As an invasion of Roman territory by the Persians was expected, and as Constantius had on this account repaired to Syria, Julian conceived that he might without battle render himself master of Illyricum; he therefore set out on his journey to this province, under pretense that he intended to present an apology to Constantius for having, without his sanction, received the symbols of imperial power. It is said, that when he arrived on the borders of Illyria, the vines appeared full of green grapes, although the time of the vintage was past, and the Pleiades had set; and that there fell upon his followers a dashing of the dew from the atmosphere, of which each drop was stamped with the sign of the cross. He and many of those with him regarded the grapes appearing out of season as a favorable omen; while the dew had made that figure by chance on the garments upon which it happened to fall.
Others thought that of the two symbols, the one of the green grapes signified that the emperor would die prematurely, and his reign would be very short; while the second sign, that of the crosses formed by the drops of dew, indicated that the Christian religion is from heaven, and that all persons ought to receive the sign of the cross. I am, for my own part, convinced that those who regarded these two phenomena as unfavorable omens for Julian, were not mistaken; and the progress of time proved the accuracy of their opinion.
When Constantius heard that Julian was marching against him at the head of an army, he abandoned his intended expedition against the Persians, and departed for Constantinople; but he died on the journey, when he had arrived as far as Mopsucrenæ, which lies near the Taurus, between Cilicia and Cappadocia.
He died in the forty-fifth year of his age, after reigning thirteen years conjointly with his father Constantine, and twenty-five years after the death of that emperor.
A little while after the decease of Constantius, Julian, who had already made himself master of Thrace, entered Constantinople and was proclaimed emperor. Pagans assert that diviners and demons had predicted the death of Constantius, and the change in affairs, before his departure for Galatia, and had advised him to undertake the expedition.
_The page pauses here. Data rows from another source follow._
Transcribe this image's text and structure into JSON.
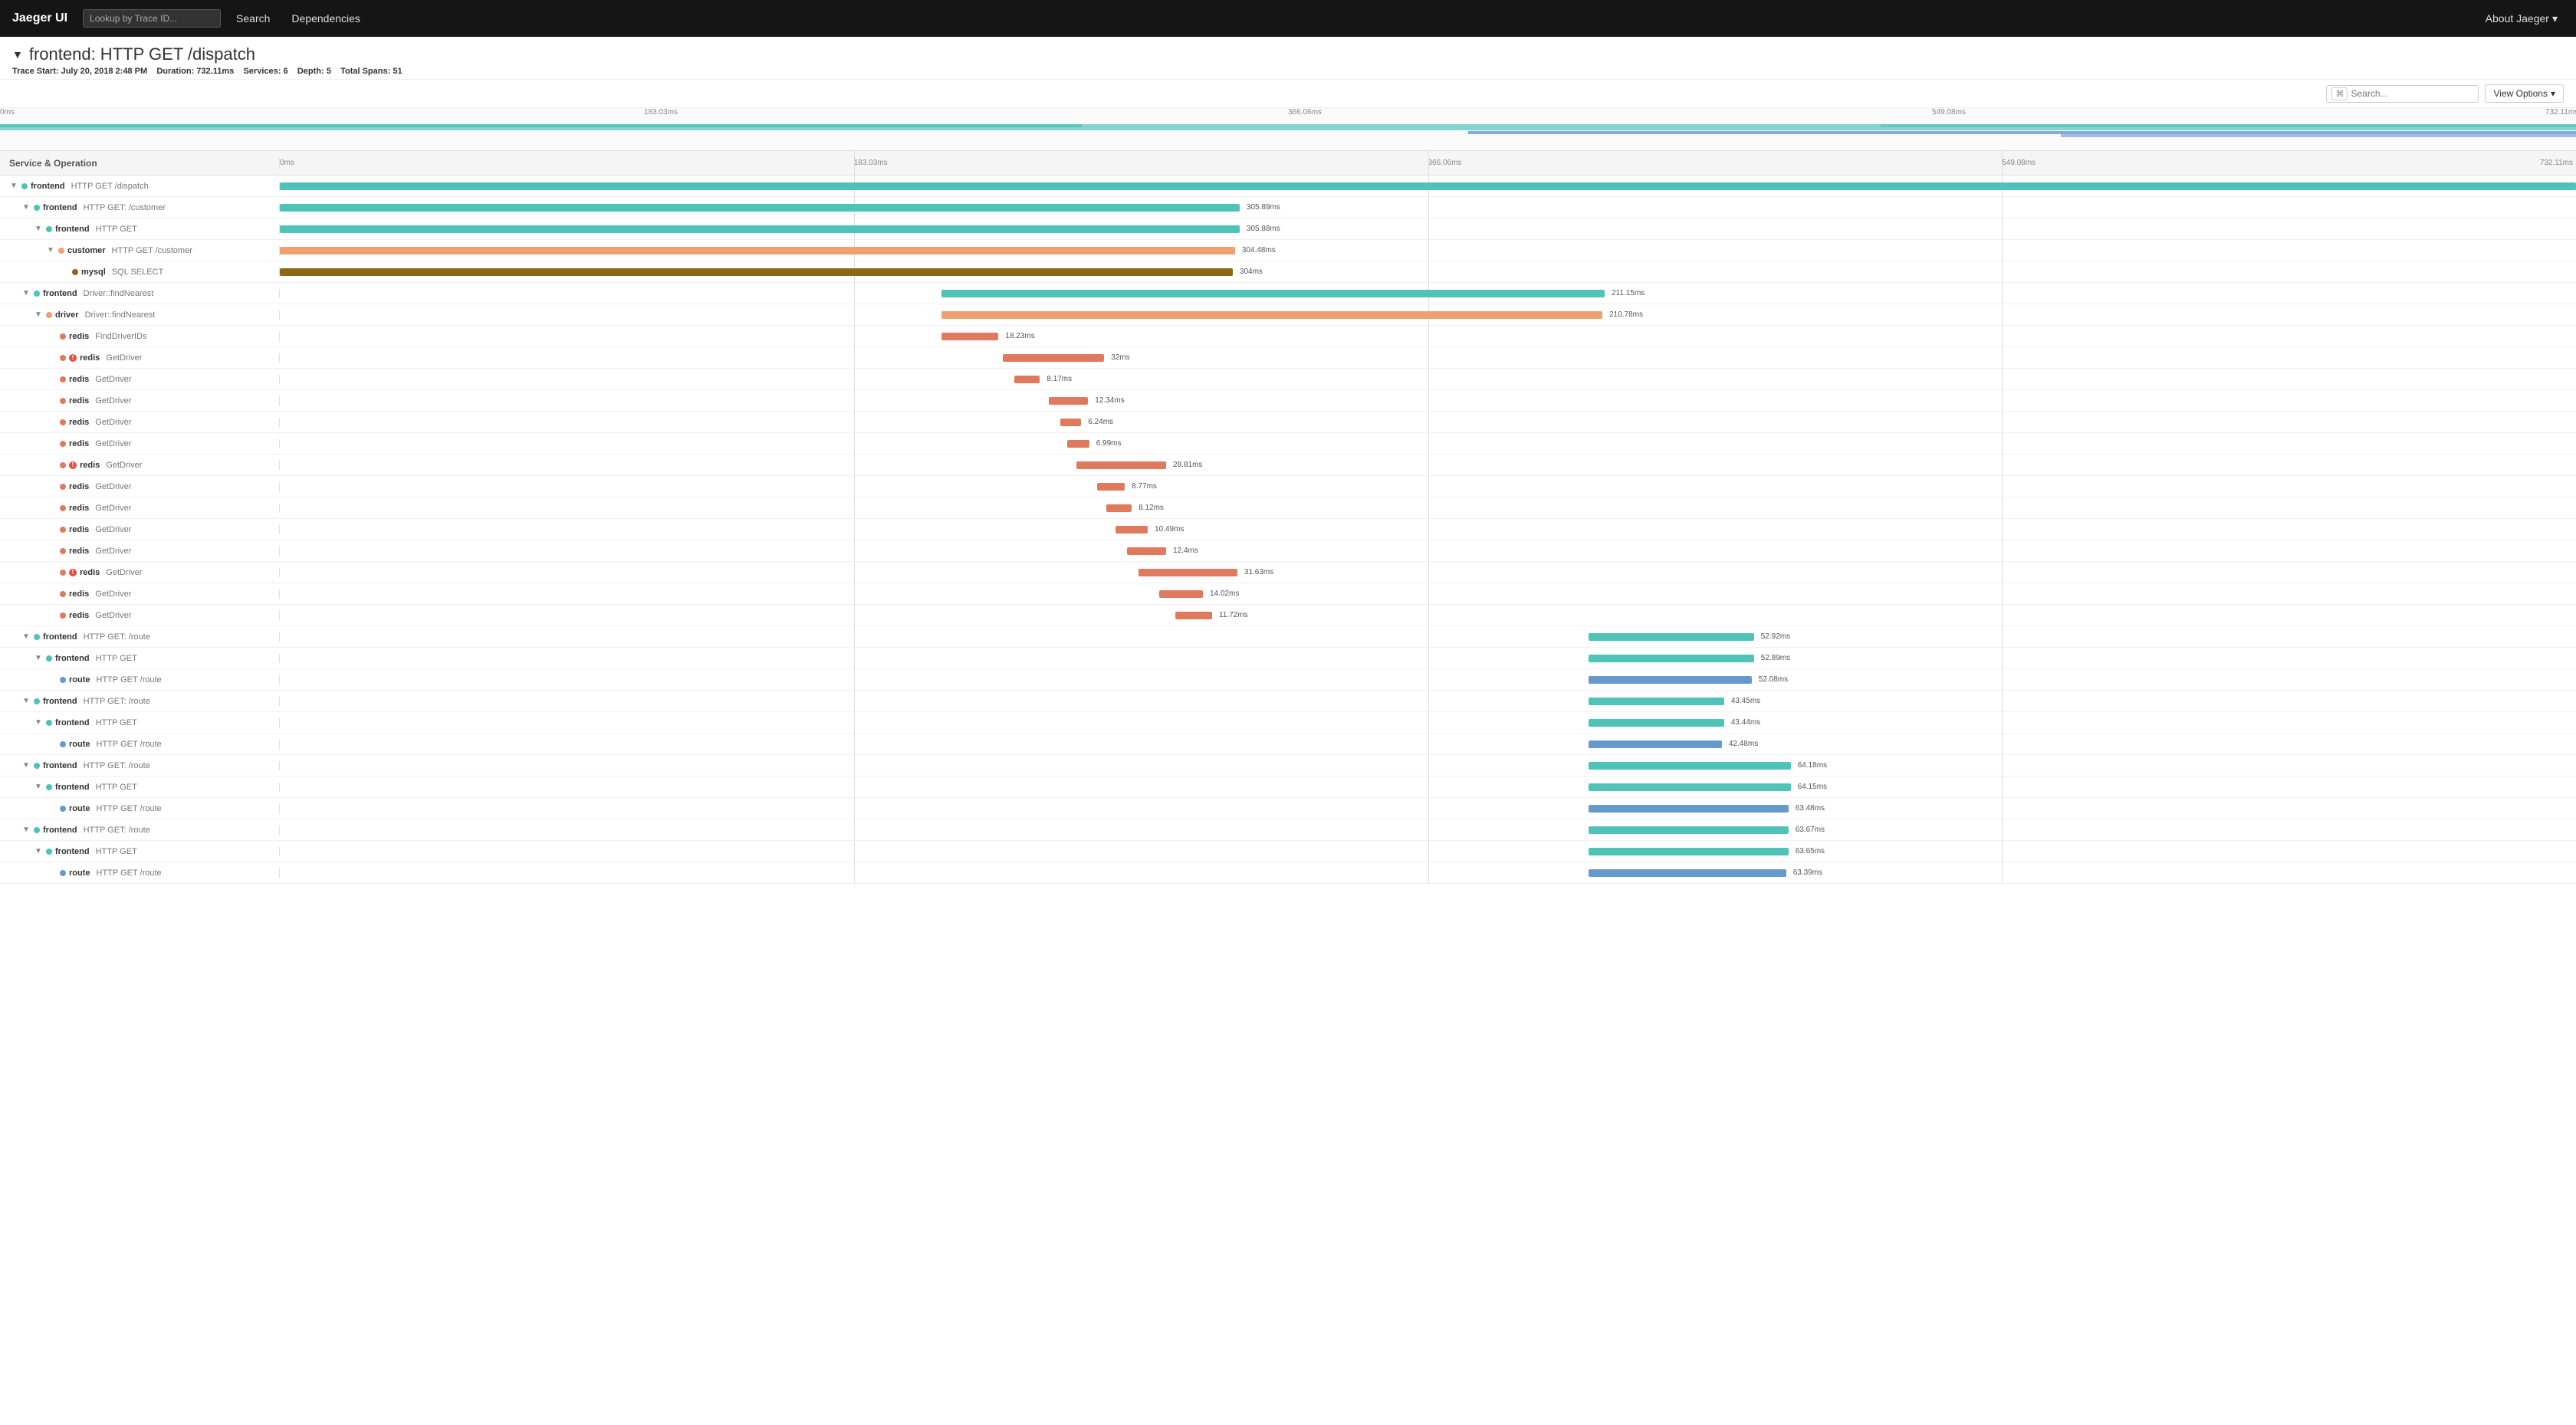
{
  "nav": {
    "brand": "Jaeger UI",
    "lookup_placeholder": "Lookup by Trace ID...",
    "search_label": "Search",
    "dependencies_label": "Dependencies",
    "about_label": "About Jaeger"
  },
  "trace": {
    "title": "frontend: HTTP GET /dispatch",
    "start_label": "Trace Start:",
    "start_value": "July 20, 2018 2:48 PM",
    "duration_label": "Duration:",
    "duration_value": "732.11ms",
    "services_label": "Services:",
    "services_value": "6",
    "depth_label": "Depth:",
    "depth_value": "5",
    "total_spans_label": "Total Spans:",
    "total_spans_value": "51"
  },
  "toolbar": {
    "search_placeholder": "Search...",
    "view_options_label": "View Options"
  },
  "timeline": {
    "ticks": [
      "0ms",
      "183.03ms",
      "366.06ms",
      "549.08ms",
      "732.11ms"
    ]
  },
  "col_header": {
    "service_label": "Service & Operation",
    "ticks": [
      "0ms",
      "183.03ms",
      "366.06ms",
      "549.08ms",
      "732.11ms"
    ]
  },
  "spans": [
    {
      "indent": 0,
      "expand": "▼",
      "service": "frontend",
      "op": "HTTP GET /dispatch",
      "color": "teal",
      "bar_left_pct": 0,
      "bar_width_pct": 100,
      "duration": "",
      "depth": 0
    },
    {
      "indent": 1,
      "expand": "▼",
      "service": "frontend",
      "op": "HTTP GET: /customer",
      "color": "teal",
      "bar_left_pct": 0,
      "bar_width_pct": 41.8,
      "duration": "305.89ms",
      "depth": 1
    },
    {
      "indent": 2,
      "expand": "▼",
      "service": "frontend",
      "op": "HTTP GET",
      "color": "teal",
      "bar_left_pct": 0,
      "bar_width_pct": 41.8,
      "duration": "305.88ms",
      "depth": 2
    },
    {
      "indent": 3,
      "expand": "▼",
      "service": "customer",
      "op": "HTTP GET /customer",
      "color": "orange",
      "bar_left_pct": 0,
      "bar_width_pct": 41.6,
      "duration": "304.48ms",
      "depth": 3
    },
    {
      "indent": 4,
      "expand": "",
      "service": "mysql",
      "op": "SQL SELECT",
      "color": "brown",
      "bar_left_pct": 0,
      "bar_width_pct": 41.5,
      "duration": "304ms",
      "depth": 4
    },
    {
      "indent": 1,
      "expand": "▼",
      "service": "frontend",
      "op": "Driver::findNearest",
      "color": "teal",
      "bar_left_pct": 28.8,
      "bar_width_pct": 28.9,
      "duration": "211.15ms",
      "depth": 1
    },
    {
      "indent": 2,
      "expand": "▼",
      "service": "driver",
      "op": "Driver::findNearest",
      "color": "orange",
      "bar_left_pct": 28.8,
      "bar_width_pct": 28.8,
      "duration": "210.78ms",
      "depth": 2
    },
    {
      "indent": 3,
      "expand": "",
      "service": "redis",
      "op": "FindDriverIDs",
      "color": "salmon",
      "bar_left_pct": 28.8,
      "bar_width_pct": 2.5,
      "duration": "18.23ms",
      "depth": 3
    },
    {
      "indent": 3,
      "expand": "",
      "service": "redis",
      "op": "GetDriver",
      "color": "salmon",
      "bar_left_pct": 31.5,
      "bar_width_pct": 4.4,
      "duration": "32ms",
      "depth": 3,
      "error": true
    },
    {
      "indent": 3,
      "expand": "",
      "service": "redis",
      "op": "GetDriver",
      "color": "salmon",
      "bar_left_pct": 32.0,
      "bar_width_pct": 1.1,
      "duration": "8.17ms",
      "depth": 3
    },
    {
      "indent": 3,
      "expand": "",
      "service": "redis",
      "op": "GetDriver",
      "color": "salmon",
      "bar_left_pct": 33.5,
      "bar_width_pct": 1.7,
      "duration": "12.34ms",
      "depth": 3
    },
    {
      "indent": 3,
      "expand": "",
      "service": "redis",
      "op": "GetDriver",
      "color": "salmon",
      "bar_left_pct": 34.0,
      "bar_width_pct": 0.9,
      "duration": "6.24ms",
      "depth": 3
    },
    {
      "indent": 3,
      "expand": "",
      "service": "redis",
      "op": "GetDriver",
      "color": "salmon",
      "bar_left_pct": 34.3,
      "bar_width_pct": 0.95,
      "duration": "6.99ms",
      "depth": 3
    },
    {
      "indent": 3,
      "expand": "",
      "service": "redis",
      "op": "GetDriver",
      "color": "salmon",
      "bar_left_pct": 34.7,
      "bar_width_pct": 3.9,
      "duration": "28.81ms",
      "depth": 3,
      "error": true
    },
    {
      "indent": 3,
      "expand": "",
      "service": "redis",
      "op": "GetDriver",
      "color": "salmon",
      "bar_left_pct": 35.6,
      "bar_width_pct": 1.2,
      "duration": "8.77ms",
      "depth": 3
    },
    {
      "indent": 3,
      "expand": "",
      "service": "redis",
      "op": "GetDriver",
      "color": "salmon",
      "bar_left_pct": 36.0,
      "bar_width_pct": 1.1,
      "duration": "8.12ms",
      "depth": 3
    },
    {
      "indent": 3,
      "expand": "",
      "service": "redis",
      "op": "GetDriver",
      "color": "salmon",
      "bar_left_pct": 36.4,
      "bar_width_pct": 1.4,
      "duration": "10.49ms",
      "depth": 3
    },
    {
      "indent": 3,
      "expand": "",
      "service": "redis",
      "op": "GetDriver",
      "color": "salmon",
      "bar_left_pct": 36.9,
      "bar_width_pct": 1.7,
      "duration": "12.4ms",
      "depth": 3
    },
    {
      "indent": 3,
      "expand": "",
      "service": "redis",
      "op": "GetDriver",
      "color": "salmon",
      "bar_left_pct": 37.4,
      "bar_width_pct": 4.3,
      "duration": "31.63ms",
      "depth": 3,
      "error": true
    },
    {
      "indent": 3,
      "expand": "",
      "service": "redis",
      "op": "GetDriver",
      "color": "salmon",
      "bar_left_pct": 38.3,
      "bar_width_pct": 1.9,
      "duration": "14.02ms",
      "depth": 3
    },
    {
      "indent": 3,
      "expand": "",
      "service": "redis",
      "op": "GetDriver",
      "color": "salmon",
      "bar_left_pct": 39.0,
      "bar_width_pct": 1.6,
      "duration": "11.72ms",
      "depth": 3
    },
    {
      "indent": 1,
      "expand": "▼",
      "service": "frontend",
      "op": "HTTP GET: /route",
      "color": "teal",
      "bar_left_pct": 57.0,
      "bar_width_pct": 7.2,
      "duration": "52.92ms",
      "depth": 1
    },
    {
      "indent": 2,
      "expand": "▼",
      "service": "frontend",
      "op": "HTTP GET",
      "color": "teal",
      "bar_left_pct": 57.0,
      "bar_width_pct": 7.2,
      "duration": "52.89ms",
      "depth": 2
    },
    {
      "indent": 3,
      "expand": "",
      "service": "route",
      "op": "HTTP GET /route",
      "color": "blue",
      "bar_left_pct": 57.0,
      "bar_width_pct": 7.1,
      "duration": "52.08ms",
      "depth": 3
    },
    {
      "indent": 1,
      "expand": "▼",
      "service": "frontend",
      "op": "HTTP GET: /route",
      "color": "teal",
      "bar_left_pct": 57.0,
      "bar_width_pct": 5.9,
      "duration": "43.45ms",
      "depth": 1
    },
    {
      "indent": 2,
      "expand": "▼",
      "service": "frontend",
      "op": "HTTP GET",
      "color": "teal",
      "bar_left_pct": 57.0,
      "bar_width_pct": 5.9,
      "duration": "43.44ms",
      "depth": 2
    },
    {
      "indent": 3,
      "expand": "",
      "service": "route",
      "op": "HTTP GET /route",
      "color": "blue",
      "bar_left_pct": 57.0,
      "bar_width_pct": 5.8,
      "duration": "42.48ms",
      "depth": 3
    },
    {
      "indent": 1,
      "expand": "▼",
      "service": "frontend",
      "op": "HTTP GET: /route",
      "color": "teal",
      "bar_left_pct": 57.0,
      "bar_width_pct": 8.8,
      "duration": "64.18ms",
      "depth": 1
    },
    {
      "indent": 2,
      "expand": "▼",
      "service": "frontend",
      "op": "HTTP GET",
      "color": "teal",
      "bar_left_pct": 57.0,
      "bar_width_pct": 8.8,
      "duration": "64.15ms",
      "depth": 2
    },
    {
      "indent": 3,
      "expand": "",
      "service": "route",
      "op": "HTTP GET /route",
      "color": "blue",
      "bar_left_pct": 57.0,
      "bar_width_pct": 8.7,
      "duration": "63.48ms",
      "depth": 3
    },
    {
      "indent": 1,
      "expand": "▼",
      "service": "frontend",
      "op": "HTTP GET: /route",
      "color": "teal",
      "bar_left_pct": 57.0,
      "bar_width_pct": 8.7,
      "duration": "63.67ms",
      "depth": 1
    },
    {
      "indent": 2,
      "expand": "▼",
      "service": "frontend",
      "op": "HTTP GET",
      "color": "teal",
      "bar_left_pct": 57.0,
      "bar_width_pct": 8.7,
      "duration": "63.65ms",
      "depth": 2
    },
    {
      "indent": 3,
      "expand": "",
      "service": "route",
      "op": "HTTP GET /route",
      "color": "blue",
      "bar_left_pct": 57.0,
      "bar_width_pct": 8.6,
      "duration": "63.39ms",
      "depth": 3
    }
  ],
  "service_colors": {
    "frontend": "#4fc3b8",
    "customer": "#f0a070",
    "mysql": "#8b6914",
    "driver": "#f0a070",
    "redis": "#e07a5f",
    "route": "#6699cc"
  }
}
This might have been regarded as a true prediction, had not the life of Julian been terminated so shortly afterwards, and when he had only tasted the imperial power as in a dream. But it appears to me absurd to believe that, after he had heard the death of Constantius predicted, and had been warned that it would be his own fate to fall in battle by the hands of the Persians, he should have leaped into manifest death, -- offering him no other fame in the world than that of lack of counsel, and poor generalship, -- and who, had he lived, would probably have suffered the greater part of the Roman territories to fall under the Persian yoke. This observation, however, is only inserted lest I should be blamed for omitting it. I leave every one to form his own opinion.